A python library for distributed fiber optic sensing
Other
71 stars 16 forks source link

spool.concatenate with new dimension has incorrect shape #404

Closed d-chambers closed 1 month ago

d-chambers commented 2 months ago

Description

Specifying a new dimension in BaseSpool.concatenate returns a spool whose patch has only a length of 1 in the new dimension, regardless of the input shape.

Example

import dascore as dc

sp = dc.get_example_spool()
new = sp.concatenate(new_dim=1)
patch = new[0] 

assert patch.shape[-1] == len(sp)  # fails

Expected behavior

The new dimension should be the same as the length of the spool.

Versions

d-chambers commented 2 months ago

Turns out this isn't a bug. In the example above the time dimensions don't match so the patches cannot be concatenated along a new dimension. I will create a PR that clarifies this in the docstrings.

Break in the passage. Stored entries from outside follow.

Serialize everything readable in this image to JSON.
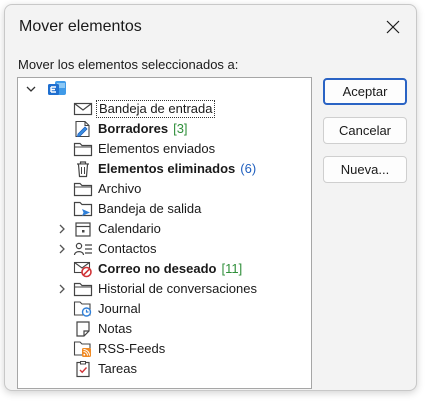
{
  "dialog": {
    "title": "Mover elementos",
    "prompt": "Mover los elementos seleccionados a:"
  },
  "buttons": {
    "accept": "Aceptar",
    "cancel": "Cancelar",
    "new": "Nueva..."
  },
  "tree": {
    "root_icon": "exchange-account-icon",
    "items": [
      {
        "label": "Bandeja de entrada",
        "icon": "envelope-icon",
        "selected": true
      },
      {
        "label": "Borradores",
        "count": "[3]",
        "count_color": "#2f8f3a",
        "bold": true,
        "icon": "drafts-icon"
      },
      {
        "label": "Elementos enviados",
        "icon": "folder-icon"
      },
      {
        "label": "Elementos eliminados",
        "count": "(6)",
        "count_color": "#1f5fbf",
        "bold": true,
        "icon": "trash-icon"
      },
      {
        "label": "Archivo",
        "icon": "folder-icon"
      },
      {
        "label": "Bandeja de salida",
        "icon": "outbox-icon"
      },
      {
        "label": "Calendario",
        "icon": "calendar-icon",
        "expandable": true
      },
      {
        "label": "Contactos",
        "icon": "contacts-icon",
        "expandable": true
      },
      {
        "label": "Correo no deseado",
        "count": "[11]",
        "count_color": "#2f8f3a",
        "bold": true,
        "icon": "junk-icon"
      },
      {
        "label": "Historial de conversaciones",
        "icon": "folder-icon",
        "expandable": true
      },
      {
        "label": "Journal",
        "icon": "journal-icon"
      },
      {
        "label": "Notas",
        "icon": "notes-icon"
      },
      {
        "label": "RSS-Feeds",
        "icon": "rss-icon"
      },
      {
        "label": "Tareas",
        "icon": "tasks-icon"
      }
    ]
  },
  "colors": {
    "accent": "#2a63c4",
    "exchange": "#1f6fd0"
  }
}
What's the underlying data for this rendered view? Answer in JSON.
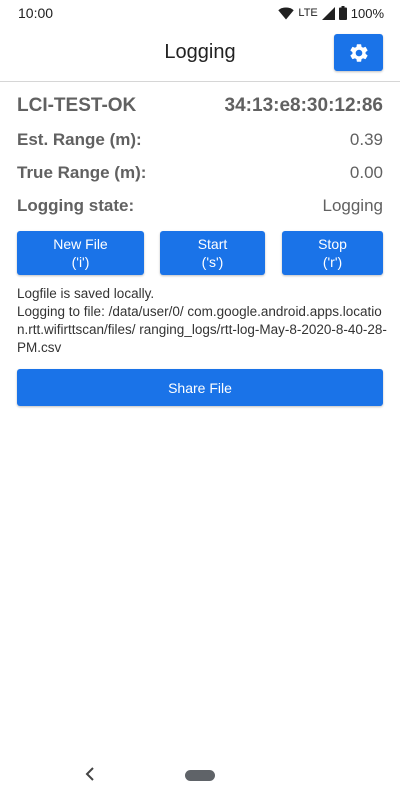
{
  "status_bar": {
    "time": "10:00",
    "network": "LTE",
    "battery": "100%"
  },
  "app_bar": {
    "title": "Logging",
    "settings_icon": "gear-icon"
  },
  "device": {
    "name": "LCI-TEST-OK",
    "mac": "34:13:e8:30:12:86"
  },
  "fields": {
    "est_range_label": "Est. Range (m):",
    "est_range_value": "0.39",
    "true_range_label": "True Range (m):",
    "true_range_value": "0.00",
    "logging_state_label": "Logging state:",
    "logging_state_value": "Logging"
  },
  "buttons": {
    "new_file_line1": "New File",
    "new_file_line2": "('i')",
    "start_line1": "Start",
    "start_line2": "('s')",
    "stop_line1": "Stop",
    "stop_line2": "('r')",
    "share": "Share File"
  },
  "info": {
    "saved": "Logfile is saved locally.",
    "path": "Logging to file: /data/user/0/ com.google.android.apps.location.rtt.wifirttscan/files/ ranging_logs/rtt-log-May-8-2020-8-40-28-PM.csv"
  },
  "colors": {
    "accent": "#1a73e8",
    "text_secondary": "#616161"
  }
}
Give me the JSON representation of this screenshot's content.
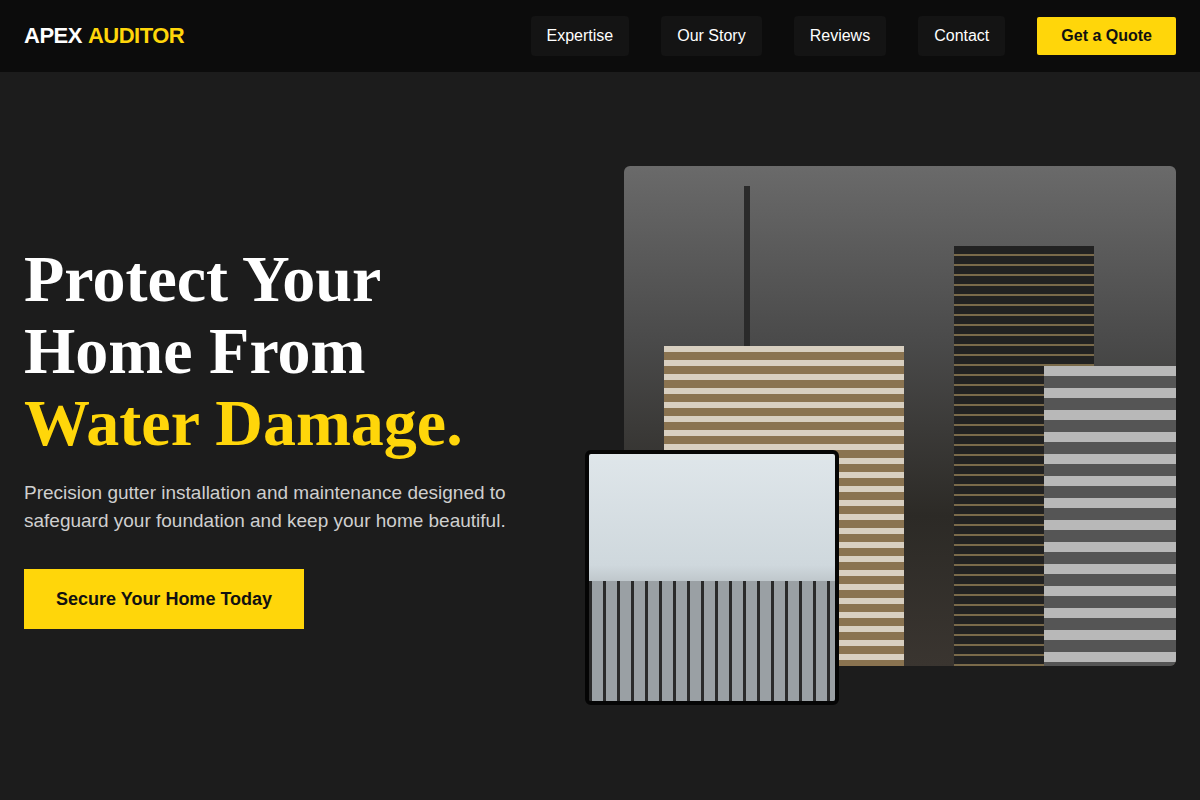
{
  "brand": {
    "first": "APEX",
    "second": "AUDITOR"
  },
  "nav": [
    {
      "label": "Expertise"
    },
    {
      "label": "Our Story"
    },
    {
      "label": "Reviews"
    },
    {
      "label": "Contact"
    }
  ],
  "nav_cta": "Get a Quote",
  "hero": {
    "title_lines": [
      "Protect Your",
      "Home From"
    ],
    "title_accent": "Water Damage.",
    "subtitle": "Precision gutter installation and maintenance designed to safeguard your foundation and keep your home beautiful.",
    "cta": "Secure Your Home Today"
  }
}
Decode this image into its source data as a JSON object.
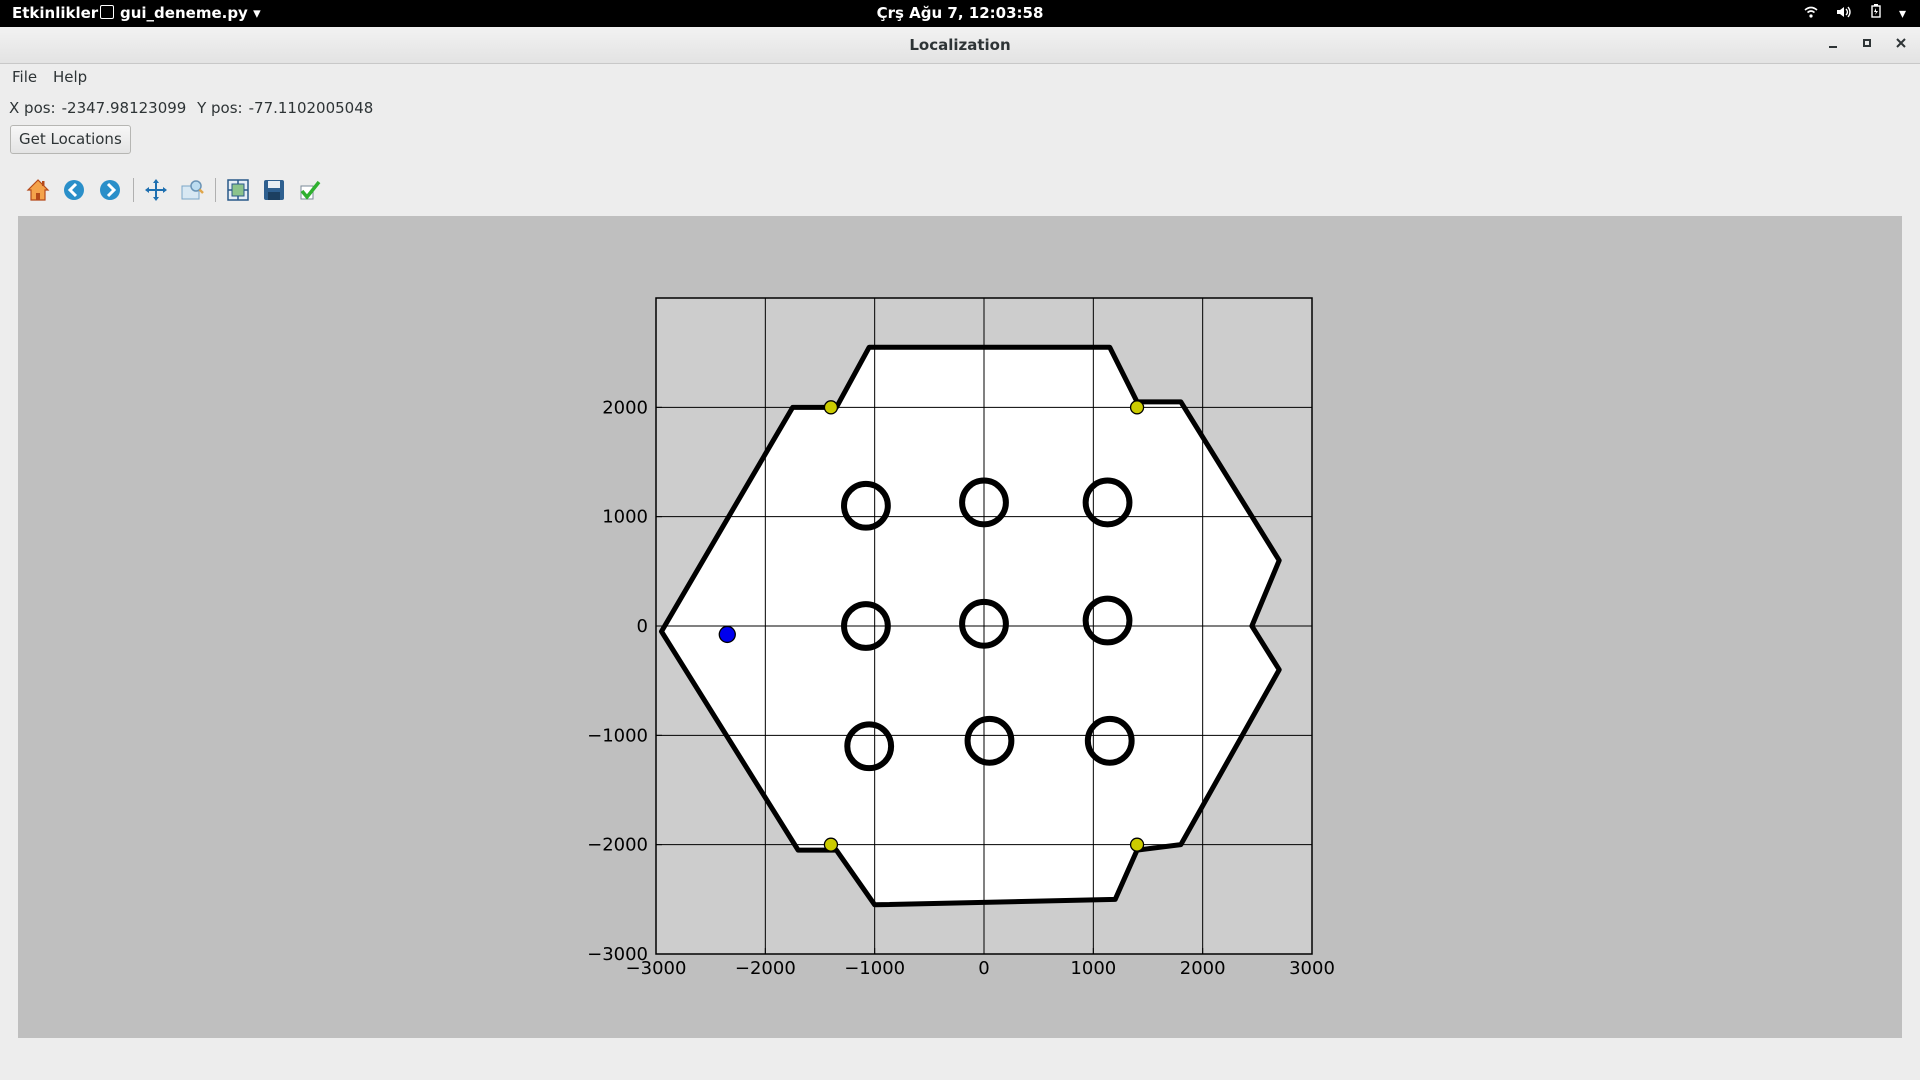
{
  "topbar": {
    "activities": "Etkinlikler",
    "app_name": "gui_deneme.py",
    "clock": "Çrş Ağu  7, 12:03:58"
  },
  "window": {
    "title": "Localization"
  },
  "menu": {
    "file": "File",
    "help": "Help"
  },
  "position": {
    "x_label": "X pos:",
    "x_value": "-2347.98123099",
    "y_label": "Y pos:",
    "y_value": "-77.1102005048"
  },
  "buttons": {
    "get_locations": "Get Locations"
  },
  "toolbar": {
    "icons": [
      "home-icon",
      "back-icon",
      "forward-icon",
      "pan-icon",
      "zoom-icon",
      "configure-subplots-icon",
      "save-icon",
      "edit-check-icon"
    ]
  },
  "chart_data": {
    "type": "scatter",
    "xlim": [
      -3000,
      3000
    ],
    "ylim": [
      -3000,
      3000
    ],
    "xticks": [
      -3000,
      -2000,
      -1000,
      0,
      1000,
      2000,
      3000
    ],
    "yticks": [
      -3000,
      -2000,
      -1000,
      0,
      1000,
      2000
    ],
    "grid": true,
    "background_map": "occupancy grid: hexagonal arena with 9 circular obstacles",
    "obstacles": [
      [
        -1080,
        1100
      ],
      [
        0,
        1130
      ],
      [
        1130,
        1130
      ],
      [
        -1080,
        0
      ],
      [
        0,
        20
      ],
      [
        1130,
        50
      ],
      [
        -1050,
        -1100
      ],
      [
        50,
        -1050
      ],
      [
        1150,
        -1050
      ]
    ],
    "series": [
      {
        "color": "#cccc00",
        "points": [
          [
            -1400,
            2000
          ],
          [
            1400,
            2000
          ],
          [
            -1400,
            -2000
          ],
          [
            1400,
            -2000
          ]
        ]
      },
      {
        "color": "#0000ee",
        "points": [
          [
            -2347.98,
            -77.11
          ]
        ]
      }
    ]
  }
}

ahmadtourei commented 2 months ago

Yes that is correct. I have patches with dft history so they still have the time coordinate but two dimensions (distance and ft_time) which are identical. What would be the best strategy to concatenate them? I can update their coords and drop the time coord so I can concatenate but that way I can't do idft on them.

ahmadtourei commented 2 months ago

can we add an ignore_coord argument support so we can concatenate these patches?

d-chambers commented 2 months ago

So the flag would indicate if non-dimensional coords should be dropped right? Or do you have to name the coords to ignore?

ahmadtourei commented 2 months ago

Either way would work. We can have an ignore_coord="time" to ignore (and not to drop) the time coord when concatenating the patches. Or, having something like conflict="ignore_diff_coords" to ignore all unidentical coords (such as the time coord in my dft patches).

d-chambers commented 2 months ago

Ok, let me think about this a bit more and circle back next week. Ignoring, but not dropping, the coords gets tricky because the incompatible coords need to be included in a single patch. We could make a 2d coord in that case, or we could create separate coords for time_min, time_step, and time_end that would each be 1d across the new axis.

ahmadtourei commented 1 month ago

I thought a bit more about it and agree with you about how ignoring the coordinates can be challenging and dropping would make more sense. I'd suggest we include an example of dropping the coord before concatenating to clarify this in the spool's tutorial. I have also implemented a new test for this that I'll push in a bit.